In the town where I grew up, homosexuality was kind of a ‘non-issue.’ Nobody asked, and nobody told. Since I’ve been at Penn State, I have been exposed to a community that, until now, I wasn’t aware of. From my experiences in the last several years, I have come to believe that all men (and women) are truly created equal.
I remember being at the Coming Out Day rally last year, listening to different LGBTQ people from the audience come up and speak. One woman went up and talked about her recent marriage to her partner of 15 years. Though her marriage is not officially recognized by our government, I can assure you that it doesn’t mean anything less to her. At the end of her speech, she held her left hand high in the air to show her wedding ring, in a gesture of defiance to the great state of Pennsylvania, and our nation as a whole.

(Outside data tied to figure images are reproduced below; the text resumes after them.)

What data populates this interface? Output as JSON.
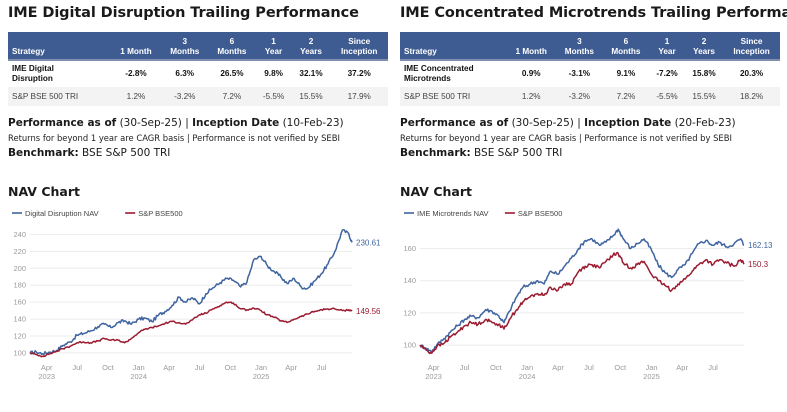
{
  "panels": [
    {
      "title": "IME Digital Disruption Trailing Performance",
      "table": {
        "headers": [
          [
            "Strategy"
          ],
          [
            "1 Month"
          ],
          [
            "3",
            "Months"
          ],
          [
            "6",
            "Months"
          ],
          [
            "1",
            "Year"
          ],
          [
            "2",
            "Years"
          ],
          [
            "Since",
            "Inception"
          ]
        ],
        "rows": [
          {
            "name": [
              "IME Digital",
              "Disruption"
            ],
            "values": [
              "-2.8%",
              "6.3%",
              "26.5%",
              "9.8%",
              "32.1%",
              "37.2%"
            ]
          },
          {
            "name": [
              "S&P BSE 500 TRI"
            ],
            "values": [
              "1.2%",
              "-3.2%",
              "7.2%",
              "-5.5%",
              "15.5%",
              "17.9%"
            ]
          }
        ]
      },
      "perf_asof_label": "Performance as of",
      "perf_asof_value": " (30-Sep-25) | ",
      "inception_label": "Inception Date",
      "inception_value": " (10-Feb-23)",
      "note": "Returns for beyond 1 year are CAGR basis | Performance is not verified by SEBI",
      "benchmark_label": "Benchmark:",
      "benchmark_value": " BSE S&P 500 TRI",
      "nav_title": "NAV Chart"
    },
    {
      "title": "IME Concentrated Microtrends Trailing Performance",
      "table": {
        "headers": [
          [
            "Strategy"
          ],
          [
            "1 Month"
          ],
          [
            "3",
            "Months"
          ],
          [
            "6",
            "Months"
          ],
          [
            "1",
            "Year"
          ],
          [
            "2",
            "Years"
          ],
          [
            "Since",
            "Inception"
          ]
        ],
        "rows": [
          {
            "name": [
              "IME Concentrated",
              "Microtrends"
            ],
            "values": [
              "0.9%",
              "-3.1%",
              "9.1%",
              "-7.2%",
              "15.8%",
              "20.3%"
            ]
          },
          {
            "name": [
              "S&P BSE 500 TRI"
            ],
            "values": [
              "1.2%",
              "-3.2%",
              "7.2%",
              "-5.5%",
              "15.5%",
              "18.2%"
            ]
          }
        ]
      },
      "perf_asof_label": "Performance as of",
      "perf_asof_value": " (30-Sep-25) | ",
      "inception_label": "Inception Date",
      "inception_value": " (20-Feb-23)",
      "note": "Returns for beyond 1 year are CAGR basis | Performance is not verified by SEBI",
      "benchmark_label": "Benchmark:",
      "benchmark_value": " BSE S&P 500 TRI",
      "nav_title": "NAV Chart"
    }
  ],
  "colors": {
    "header_bg": "#3f5c92",
    "strategy_line": "#3f64a0",
    "benchmark_line": "#9b1b30"
  },
  "chart_data": [
    {
      "type": "line",
      "title": "NAV Chart",
      "xlabel": "",
      "ylabel": "",
      "x_range": [
        "2023-02-10",
        "2025-09-30"
      ],
      "ylim": [
        94,
        250
      ],
      "yticks": [
        100,
        120,
        140,
        160,
        180,
        200,
        220,
        240
      ],
      "xticks": [
        {
          "date": "2023-04-01",
          "label": "Apr",
          "sub": "2023"
        },
        {
          "date": "2023-07-01",
          "label": "Jul",
          "sub": ""
        },
        {
          "date": "2023-10-01",
          "label": "Oct",
          "sub": ""
        },
        {
          "date": "2024-01-01",
          "label": "Jan",
          "sub": "2024"
        },
        {
          "date": "2024-04-01",
          "label": "Apr",
          "sub": ""
        },
        {
          "date": "2024-07-01",
          "label": "Jul",
          "sub": ""
        },
        {
          "date": "2024-10-01",
          "label": "Oct",
          "sub": ""
        },
        {
          "date": "2025-01-01",
          "label": "Jan",
          "sub": "2025"
        },
        {
          "date": "2025-04-01",
          "label": "Apr",
          "sub": ""
        },
        {
          "date": "2025-07-01",
          "label": "Jul",
          "sub": ""
        }
      ],
      "grid": true,
      "legend": "top-left",
      "x": [
        "2023-02-10",
        "2023-03-01",
        "2023-03-20",
        "2023-04-10",
        "2023-05-01",
        "2023-05-20",
        "2023-06-10",
        "2023-07-01",
        "2023-07-20",
        "2023-08-10",
        "2023-09-01",
        "2023-09-20",
        "2023-10-10",
        "2023-11-01",
        "2023-11-20",
        "2023-12-10",
        "2024-01-01",
        "2024-01-20",
        "2024-02-10",
        "2024-03-01",
        "2024-03-20",
        "2024-04-10",
        "2024-05-01",
        "2024-05-20",
        "2024-06-10",
        "2024-07-01",
        "2024-07-20",
        "2024-08-10",
        "2024-09-01",
        "2024-09-20",
        "2024-10-10",
        "2024-11-01",
        "2024-11-20",
        "2024-12-10",
        "2025-01-01",
        "2025-01-20",
        "2025-02-10",
        "2025-03-01",
        "2025-03-20",
        "2025-04-10",
        "2025-05-01",
        "2025-05-20",
        "2025-06-10",
        "2025-07-01",
        "2025-07-20",
        "2025-08-10",
        "2025-09-01",
        "2025-09-20",
        "2025-09-30"
      ],
      "series": [
        {
          "name": "Digital Disruption NAV",
          "end_label": "230.61",
          "values": [
            100,
            101,
            99,
            101,
            103,
            109,
            113,
            121,
            123,
            126,
            131,
            134,
            130,
            136,
            138,
            134,
            140,
            141,
            137,
            145,
            149,
            156,
            166,
            160,
            165,
            158,
            170,
            177,
            183,
            188,
            186,
            178,
            184,
            210,
            214,
            203,
            196,
            190,
            182,
            188,
            178,
            176,
            185,
            194,
            205,
            220,
            245,
            241,
            230.61
          ]
        },
        {
          "name": "S&P BSE500",
          "end_label": "149.56",
          "values": [
            100,
            98,
            96,
            99,
            102,
            105,
            108,
            112,
            113,
            112,
            114,
            117,
            115,
            115,
            112,
            117,
            124,
            128,
            130,
            132,
            135,
            137,
            136,
            134,
            139,
            145,
            147,
            152,
            156,
            160,
            159,
            152,
            151,
            153,
            150,
            145,
            142,
            138,
            136,
            140,
            143,
            146,
            149,
            151,
            152,
            152,
            150,
            151,
            149.56
          ]
        }
      ]
    },
    {
      "type": "line",
      "title": "NAV Chart",
      "xlabel": "",
      "ylabel": "",
      "x_range": [
        "2023-02-20",
        "2025-09-30"
      ],
      "ylim": [
        92,
        174
      ],
      "yticks": [
        100,
        120,
        140,
        160
      ],
      "xticks": [
        {
          "date": "2023-04-01",
          "label": "Apr",
          "sub": "2023"
        },
        {
          "date": "2023-07-01",
          "label": "Jul",
          "sub": ""
        },
        {
          "date": "2023-10-01",
          "label": "Oct",
          "sub": ""
        },
        {
          "date": "2024-01-01",
          "label": "Jan",
          "sub": "2024"
        },
        {
          "date": "2024-04-01",
          "label": "Apr",
          "sub": ""
        },
        {
          "date": "2024-07-01",
          "label": "Jul",
          "sub": ""
        },
        {
          "date": "2024-10-01",
          "label": "Oct",
          "sub": ""
        },
        {
          "date": "2025-01-01",
          "label": "Jan",
          "sub": "2025"
        },
        {
          "date": "2025-04-01",
          "label": "Apr",
          "sub": ""
        },
        {
          "date": "2025-07-01",
          "label": "Jul",
          "sub": ""
        }
      ],
      "grid": true,
      "legend": "top-left",
      "x": [
        "2023-02-20",
        "2023-03-10",
        "2023-03-25",
        "2023-04-10",
        "2023-05-01",
        "2023-05-20",
        "2023-06-10",
        "2023-07-01",
        "2023-07-20",
        "2023-08-10",
        "2023-09-01",
        "2023-09-20",
        "2023-10-10",
        "2023-10-25",
        "2023-11-10",
        "2023-12-01",
        "2023-12-20",
        "2024-01-10",
        "2024-02-01",
        "2024-02-20",
        "2024-03-10",
        "2024-04-01",
        "2024-04-20",
        "2024-05-10",
        "2024-06-01",
        "2024-06-20",
        "2024-07-10",
        "2024-08-01",
        "2024-08-20",
        "2024-09-10",
        "2024-09-25",
        "2024-10-10",
        "2024-11-01",
        "2024-11-20",
        "2024-12-10",
        "2025-01-01",
        "2025-01-20",
        "2025-02-10",
        "2025-03-01",
        "2025-03-20",
        "2025-04-10",
        "2025-05-01",
        "2025-05-20",
        "2025-06-10",
        "2025-07-01",
        "2025-07-20",
        "2025-08-10",
        "2025-09-01",
        "2025-09-20",
        "2025-09-30"
      ],
      "series": [
        {
          "name": "IME Microtrends NAV",
          "end_label": "162.13",
          "values": [
            100,
            98,
            96,
            100,
            104,
            108,
            112,
            116,
            118,
            117,
            122,
            121,
            118,
            114,
            121,
            130,
            136,
            138,
            140,
            138,
            146,
            144,
            149,
            154,
            160,
            165,
            166,
            162,
            164,
            168,
            172,
            166,
            160,
            163,
            166,
            159,
            150,
            145,
            142,
            147,
            150,
            157,
            163,
            165,
            162,
            164,
            161,
            163,
            166,
            162.13
          ]
        },
        {
          "name": "S&P BSE500",
          "end_label": "150.3",
          "values": [
            100,
            97,
            95,
            99,
            101,
            105,
            108,
            112,
            114,
            113,
            116,
            114,
            113,
            110,
            116,
            122,
            127,
            130,
            132,
            131,
            136,
            134,
            138,
            138,
            146,
            149,
            150,
            148,
            152,
            156,
            157,
            151,
            148,
            150,
            152,
            144,
            140,
            137,
            134,
            138,
            141,
            146,
            150,
            153,
            150,
            153,
            151,
            149,
            153,
            150.3
          ]
        }
      ]
    }
  ]
}
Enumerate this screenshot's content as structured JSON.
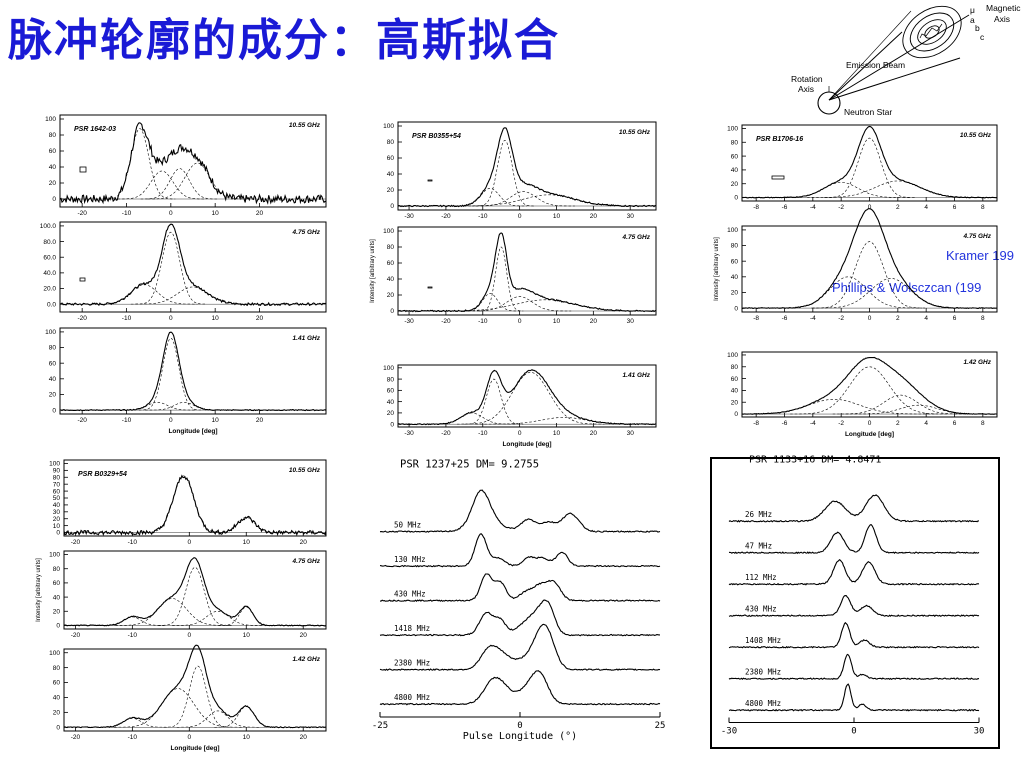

I honestly believe that if every person who preached that homosexual marriage is “immoral” had a relative or close friend who was a homosexual, gay marriage simply wouldn’t be an issue. The reason why so many people are accepting of this blatant, everyday prejudice is because they are removed from it, the same way one can dismiss hardships in a foreign country. Nothing opens up your eyes like seeing a person that you care about ridiculed simply for being who they are.
What ever happened to “judge not, lest ye be judged”? I don’t understand how two men or two women in love and wanting to marry affect so-called ‘traditional’ heterosexual couples who want to get married. Since when is separate (civil unions) equal (to marriage)? I think we’ve been over this before.
I don’t think that love can be classified as ‘good’ or ‘bad,’ ‘appropriate’ or ‘inappropriate,’ based on gender. I believe that love is more important than gender. I believe that it is only a matter of time. I also believe that in twenty years, people will look back on this debate as we look back on interracial marriage now, wondering why it was ever such a big deal.
I don’t presume to think I can change your mind, if you disagree with me. I would, however, like for you to think seriously about the issue for a moment. What if homosexuality was the norm, and a man being attracted to a woman, or vice versa, was the minority? Consider that thought when you see gay couples fighting to have their relationships recognized.